This blog is the second installment of a five-part series on Navigating Your Entry Into Specialty Pharmacy and serves as a step-by-step guide for integrated healthcare systems.
Payers are Becoming More Aware of Hospital Systems Entering the Specialty Pharmacy Arena
The EMD Serono report, which is considered the “Bible” of specialty pharmaceuticals, is seeing a shift in payers becoming more aware of hospital systems entrance into the specialty pharmacy arena. It is important to develop a payer strategy and protect your data. Interoperability is the ability to capture all the data so that all the points are together.
Obstacles Standing in the Way of Starting a Specialty Pharmacy
“The only use of an obstacle is to be overcome. All that an obstacle does with brave men is, not to frighten them, but to challenge them.” – Woodrow Wilson
In the current model, specialty pharmacies cannot compare to a hospital or healthcare system’s specialty pharmacy. The delivery of care that is possible, cannot be replicated. With that said, it’s important to note there are two main obstacles in terms of starting a specialty pharmacy:
- No analysis has been done to determine if a health system should enter the specialty pharmacy industry. It is risky to do without the help of veteran industry professionals who have the experience starting a specialty pharmacy from the ground floor – learn from their success and failures to ensure a smooth path to success.
- If a health system decides to enter the industry, through partnering with an existing specialty pharmacy, there are going to be technical and organizational challenges
Starting a specialty pharmacy is not a “one size fits all” solution. It is more involved than just deciding how to staff the pharmacy or where the physical location will be. There are a myriad of other decisions that must be considered to make sure you, and your patients, get the most out of your specialty pharmacy endeavor.
Another factor is selling the idea to your C-Suite and reviewing a pro forma (a method of calculating financial results in order to emphasize either current or projected figures). It is going to be key for a lot of pharmacy directors to make sure that it is a profitable entity.
It should go without saying, but entering specialty pharmacy is not cheap. We suggest working with a specialty pharmacy consulting group that has the framework and resources in place to help create a performance evaluation and pro forma before doing anything else to make sure specialty makes sense for your business.
Educating Your Current Doctors on Your Specialty Pharmacy Services
While the theory of ‘If you build it, they will come” may hold true for other industries, it is not necessarily the case for hospital systems. Just because you have a specialty pharmacy does not mean your doctors are going to prescribe to or utilize your new service.
There is an education process that needs to happen with your physicians, operations staff and even marketing and sales. While “sales” may not be a popular work in a hospital’s vocabulary, it is important to embrace the fact that there will need to be a fully fleshed out conversation and exchange of knowledge if your specialty pharmacy is going to be successful. The doctors also are most likely have a lot of reach and frequency from other reps coming into their office and have made a habit of referring to the same pharmacies over the years. They will need constant education and reinforcement that you now offer a specialty pharmacy within your health system.
Bottom line: If you think just going to be opening up your doors will attract business – guess again.
Marketing & Branding Your Specialty Pharmacy
Initially, hospital systems have to do a lot on the front end to get their specialty pharmacy up and running. It’s important to remember that once your specialty pharmacy doors are open, that you continue to market and brand your new venture to help ensure continued success.
The process of developing a sales and marketing organization within your specialty pharmacy starts with bringing in the right people and training them on the clinical aspects of each of the products and services you can provide.

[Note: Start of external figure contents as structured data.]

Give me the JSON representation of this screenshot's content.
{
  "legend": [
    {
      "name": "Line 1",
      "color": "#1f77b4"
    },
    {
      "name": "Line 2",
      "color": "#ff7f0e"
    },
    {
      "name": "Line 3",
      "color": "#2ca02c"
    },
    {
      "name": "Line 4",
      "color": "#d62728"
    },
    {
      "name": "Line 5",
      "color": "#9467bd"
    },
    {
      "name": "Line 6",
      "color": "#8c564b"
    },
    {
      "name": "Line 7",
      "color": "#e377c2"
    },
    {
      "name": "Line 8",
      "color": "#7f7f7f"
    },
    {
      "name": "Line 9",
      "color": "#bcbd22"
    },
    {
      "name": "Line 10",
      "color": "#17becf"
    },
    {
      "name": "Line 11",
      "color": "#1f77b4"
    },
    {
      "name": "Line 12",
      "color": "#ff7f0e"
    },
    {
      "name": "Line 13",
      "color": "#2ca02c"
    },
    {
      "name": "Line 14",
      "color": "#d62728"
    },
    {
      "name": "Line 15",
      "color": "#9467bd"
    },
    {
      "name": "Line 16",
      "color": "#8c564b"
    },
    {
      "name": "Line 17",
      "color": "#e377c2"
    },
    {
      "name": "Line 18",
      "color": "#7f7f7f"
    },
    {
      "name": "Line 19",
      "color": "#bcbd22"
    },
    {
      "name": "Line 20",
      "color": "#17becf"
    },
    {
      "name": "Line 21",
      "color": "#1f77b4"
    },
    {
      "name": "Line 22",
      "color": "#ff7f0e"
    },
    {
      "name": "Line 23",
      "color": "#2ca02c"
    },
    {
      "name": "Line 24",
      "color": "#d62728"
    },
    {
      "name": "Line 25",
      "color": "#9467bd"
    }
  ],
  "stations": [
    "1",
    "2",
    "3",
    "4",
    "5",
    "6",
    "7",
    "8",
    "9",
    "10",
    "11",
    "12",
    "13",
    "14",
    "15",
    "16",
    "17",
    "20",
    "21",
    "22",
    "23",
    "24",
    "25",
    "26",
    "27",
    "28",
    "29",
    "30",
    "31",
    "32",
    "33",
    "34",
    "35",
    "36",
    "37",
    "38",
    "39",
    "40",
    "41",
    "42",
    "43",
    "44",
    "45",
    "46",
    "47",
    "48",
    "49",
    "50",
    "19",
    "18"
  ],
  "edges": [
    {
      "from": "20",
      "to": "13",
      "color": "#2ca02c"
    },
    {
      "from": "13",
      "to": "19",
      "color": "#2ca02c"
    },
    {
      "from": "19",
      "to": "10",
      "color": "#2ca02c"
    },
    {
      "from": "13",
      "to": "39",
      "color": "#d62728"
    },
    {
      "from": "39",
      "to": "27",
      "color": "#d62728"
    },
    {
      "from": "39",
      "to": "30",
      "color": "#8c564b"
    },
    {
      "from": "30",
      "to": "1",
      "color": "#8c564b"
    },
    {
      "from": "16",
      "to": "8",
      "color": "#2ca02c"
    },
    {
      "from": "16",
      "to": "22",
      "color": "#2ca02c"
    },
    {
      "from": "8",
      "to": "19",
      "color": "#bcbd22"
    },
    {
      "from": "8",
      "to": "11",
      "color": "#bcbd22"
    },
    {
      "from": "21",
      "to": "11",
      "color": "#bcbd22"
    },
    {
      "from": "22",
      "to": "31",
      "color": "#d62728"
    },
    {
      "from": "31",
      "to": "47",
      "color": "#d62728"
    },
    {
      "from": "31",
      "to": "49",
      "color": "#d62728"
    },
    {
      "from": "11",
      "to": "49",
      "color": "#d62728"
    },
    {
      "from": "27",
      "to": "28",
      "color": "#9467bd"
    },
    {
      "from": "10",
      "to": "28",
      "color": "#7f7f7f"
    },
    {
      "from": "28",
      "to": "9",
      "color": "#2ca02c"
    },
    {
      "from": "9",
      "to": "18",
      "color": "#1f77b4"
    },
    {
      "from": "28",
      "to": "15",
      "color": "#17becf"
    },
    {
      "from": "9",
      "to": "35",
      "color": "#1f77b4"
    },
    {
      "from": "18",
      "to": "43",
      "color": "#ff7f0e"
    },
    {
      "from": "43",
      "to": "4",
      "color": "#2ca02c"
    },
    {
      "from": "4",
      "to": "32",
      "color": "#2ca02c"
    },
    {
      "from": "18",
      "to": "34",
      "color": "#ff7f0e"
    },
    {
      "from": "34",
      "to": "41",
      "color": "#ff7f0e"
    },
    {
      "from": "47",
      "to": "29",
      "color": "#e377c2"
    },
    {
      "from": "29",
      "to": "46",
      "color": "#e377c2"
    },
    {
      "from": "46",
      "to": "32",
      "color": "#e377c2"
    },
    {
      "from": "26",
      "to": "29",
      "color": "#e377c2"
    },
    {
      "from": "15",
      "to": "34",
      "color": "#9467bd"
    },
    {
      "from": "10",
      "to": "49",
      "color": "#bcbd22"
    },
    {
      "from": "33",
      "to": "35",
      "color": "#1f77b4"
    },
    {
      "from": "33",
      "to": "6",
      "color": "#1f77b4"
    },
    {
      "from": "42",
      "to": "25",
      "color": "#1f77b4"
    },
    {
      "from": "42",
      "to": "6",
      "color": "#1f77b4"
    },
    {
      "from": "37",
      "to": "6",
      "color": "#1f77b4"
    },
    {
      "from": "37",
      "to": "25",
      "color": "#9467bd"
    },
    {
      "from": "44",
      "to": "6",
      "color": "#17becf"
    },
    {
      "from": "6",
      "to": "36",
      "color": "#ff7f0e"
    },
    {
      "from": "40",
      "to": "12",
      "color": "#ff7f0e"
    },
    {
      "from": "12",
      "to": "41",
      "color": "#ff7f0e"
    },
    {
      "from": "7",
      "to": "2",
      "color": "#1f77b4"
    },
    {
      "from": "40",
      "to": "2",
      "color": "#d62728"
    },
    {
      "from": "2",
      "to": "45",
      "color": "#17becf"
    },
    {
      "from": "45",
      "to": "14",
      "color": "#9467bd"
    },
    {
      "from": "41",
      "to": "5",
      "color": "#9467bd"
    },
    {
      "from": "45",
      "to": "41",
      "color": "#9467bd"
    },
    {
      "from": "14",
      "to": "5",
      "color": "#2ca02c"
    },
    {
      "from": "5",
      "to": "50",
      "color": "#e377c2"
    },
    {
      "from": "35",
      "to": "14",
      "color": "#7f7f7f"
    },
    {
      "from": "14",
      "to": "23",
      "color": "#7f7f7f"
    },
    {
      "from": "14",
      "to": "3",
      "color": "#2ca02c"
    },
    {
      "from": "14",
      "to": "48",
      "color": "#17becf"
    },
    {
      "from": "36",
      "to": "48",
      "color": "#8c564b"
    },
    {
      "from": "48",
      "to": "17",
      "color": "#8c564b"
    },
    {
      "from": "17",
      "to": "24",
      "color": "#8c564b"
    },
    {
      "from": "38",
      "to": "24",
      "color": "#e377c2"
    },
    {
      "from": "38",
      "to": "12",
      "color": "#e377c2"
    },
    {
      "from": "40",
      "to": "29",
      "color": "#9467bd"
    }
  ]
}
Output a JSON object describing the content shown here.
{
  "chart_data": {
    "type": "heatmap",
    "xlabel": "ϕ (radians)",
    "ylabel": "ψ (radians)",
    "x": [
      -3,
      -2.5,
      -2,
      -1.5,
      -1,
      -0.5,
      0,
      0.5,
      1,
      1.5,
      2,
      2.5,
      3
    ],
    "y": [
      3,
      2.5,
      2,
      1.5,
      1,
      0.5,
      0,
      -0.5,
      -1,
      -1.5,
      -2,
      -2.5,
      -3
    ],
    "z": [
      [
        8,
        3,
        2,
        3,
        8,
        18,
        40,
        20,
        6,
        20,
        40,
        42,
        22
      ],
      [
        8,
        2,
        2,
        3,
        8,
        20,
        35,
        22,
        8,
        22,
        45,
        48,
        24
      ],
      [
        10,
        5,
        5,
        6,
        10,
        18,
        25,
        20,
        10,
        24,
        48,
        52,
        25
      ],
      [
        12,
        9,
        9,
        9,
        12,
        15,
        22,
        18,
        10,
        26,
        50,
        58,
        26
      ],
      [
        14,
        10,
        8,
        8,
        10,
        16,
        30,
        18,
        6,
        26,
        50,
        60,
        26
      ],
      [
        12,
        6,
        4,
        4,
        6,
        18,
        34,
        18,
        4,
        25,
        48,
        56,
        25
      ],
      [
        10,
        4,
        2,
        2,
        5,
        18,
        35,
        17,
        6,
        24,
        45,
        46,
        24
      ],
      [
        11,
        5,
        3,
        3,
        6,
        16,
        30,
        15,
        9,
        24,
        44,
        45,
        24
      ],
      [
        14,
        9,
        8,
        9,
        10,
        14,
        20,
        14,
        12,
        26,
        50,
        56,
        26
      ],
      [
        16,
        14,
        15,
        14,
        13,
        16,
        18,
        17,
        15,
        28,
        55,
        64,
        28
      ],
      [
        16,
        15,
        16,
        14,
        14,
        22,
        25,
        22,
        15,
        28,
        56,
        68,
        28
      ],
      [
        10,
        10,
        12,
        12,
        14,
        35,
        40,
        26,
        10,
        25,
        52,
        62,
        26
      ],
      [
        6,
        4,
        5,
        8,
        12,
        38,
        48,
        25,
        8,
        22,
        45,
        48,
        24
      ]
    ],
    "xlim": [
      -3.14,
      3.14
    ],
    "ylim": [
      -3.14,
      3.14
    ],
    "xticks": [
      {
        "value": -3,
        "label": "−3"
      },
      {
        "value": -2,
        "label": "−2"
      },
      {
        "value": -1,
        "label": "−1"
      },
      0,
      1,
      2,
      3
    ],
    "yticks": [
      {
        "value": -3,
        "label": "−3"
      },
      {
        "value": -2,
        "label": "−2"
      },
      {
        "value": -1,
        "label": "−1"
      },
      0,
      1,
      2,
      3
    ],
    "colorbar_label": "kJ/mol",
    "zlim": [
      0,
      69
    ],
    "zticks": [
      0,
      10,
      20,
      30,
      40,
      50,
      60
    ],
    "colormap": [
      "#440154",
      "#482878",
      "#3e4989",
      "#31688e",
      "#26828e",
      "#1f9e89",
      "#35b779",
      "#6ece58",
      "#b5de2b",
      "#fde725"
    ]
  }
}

These trained sales or marketing professionals people can then take that message out into the office space, and let doctors and nurses know what it is the specialty pharmacy within the health system you can do for them. A major key to success is positioning the specialty pharmacy as a vital resource to your staff to help increase adoption and retention rates.
Doctors and nurses then promote the specialty pharmacy within your current patient population in the hospitals. Patients need to know you can offer what other specialty pharmacies cannot. Ultimately, it is all about differentiation and the end benefits for the patient; in other words, focus on what you do best.
When you have put so much into building and preparing for market, it is critical that you are able to capitalize on the opportunities to keep those patients who are already in your system in your specialty pharmacy. In a recent Forbes article, it was reported that a 75 percent increase in revenue can be obtained by just retaining an additional 5 percent of your customer base. As you can see, retention and education are vital to accelerated growth of the specialty pharmacy within your health system.
Lack of communication within some larger institutions can sometimes lead to headaches when it comes to branding your specialty pharmacy. It is important to utilize resources like the internet and various education events to ensure employees are on the same page when it comes to your specialty pharmacy offering.
Patients may have benefits that will drive them to your specialty pharmacy, but there is so much work that can be done in the hospital pharmacy. From helping the patient get authorized to all sorts of different initiatives which will be discussed later in this book.
The ultimate goal is to improve the patient’s journey by providing a thorough education, which ultimately results in a better patient experience.